Symbolic Regression for population models ·

Automated discovery of interpretable gravitational-wave population models

Kaze W.K Wong (Flatiron Institute), Miles Cranmer (Princeton University); (equal contribution)

TL;DR

There will be more and more gravitational wave (GW) events in the coming decade.
To study the GW population, people usually write down simple phenomenological models.
But that’s hard to do when your data is getting more complex, so people turn to flexible models like Gaussian Mixture Model. The problem is, these models are not interpretable.
Symbolic regression can help distilling interpretable models from the flexible models
We apply this to gravitational wave data, but this can be applied to other problems as well!

Main poster (~2 minutes read)

Increasing number of gravitational wave events

In the first LIGO observational run in 2015, there were 3 gravitational wave (GW) detections in 3 months. In the second observational run from November 2016 to August 2017, there were 8 detections in 9 months. Then in the third observational run that started in 2019 and lasted for a year, there were 56 events detected.
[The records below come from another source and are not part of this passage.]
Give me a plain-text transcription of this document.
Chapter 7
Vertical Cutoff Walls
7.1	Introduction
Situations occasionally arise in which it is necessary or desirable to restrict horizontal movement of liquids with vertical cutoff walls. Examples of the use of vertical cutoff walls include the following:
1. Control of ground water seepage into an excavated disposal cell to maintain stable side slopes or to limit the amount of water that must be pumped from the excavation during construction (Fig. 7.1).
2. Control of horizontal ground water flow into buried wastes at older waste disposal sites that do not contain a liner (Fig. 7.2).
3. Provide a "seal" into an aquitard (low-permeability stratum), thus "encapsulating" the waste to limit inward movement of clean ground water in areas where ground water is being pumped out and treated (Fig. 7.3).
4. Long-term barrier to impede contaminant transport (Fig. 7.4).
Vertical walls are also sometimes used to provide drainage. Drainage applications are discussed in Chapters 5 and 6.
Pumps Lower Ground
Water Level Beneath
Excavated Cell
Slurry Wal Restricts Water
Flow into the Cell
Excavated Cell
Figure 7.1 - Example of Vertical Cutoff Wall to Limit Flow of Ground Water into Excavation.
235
The GW catalog is growing exponentially, which opens tremendous opportunity to learn astrophysics from the population of GW.

Phenomenological modelling of the GW population

To analyze the population of GWs, the community often fit phenomenological models to the data, such as using a power law or power law plus a Gaussian to model the primary mass distribution. The problem is writing down a sensible phenomenological model depends on individual's intuition, and there are more difficult to construct when the data becomes increasingly complex.

Flexible model

To solve the problem with phenomenological models, the community start looking into more flexible models, such as Gaussian mixture models and neural networks. They are great at fitting the data, however, their flexibility makes them hard to interpret. In particular, they are hard to interpret due to:

Large number of parameters.
Parameters are in non-intuitive basis.

In modelling the primary mass distribution with a power law plus Gaussian model, the spectral index of the power law measures the formation efficiency of compact objects as a function of mass, where the Gaussian measures a pile-up from pair-instability supernova. While one Gaussian could be meaningful, it becomes increasing hard to interpret in physical meaning of each individual Gaussian component when we increase the number of Gaussians.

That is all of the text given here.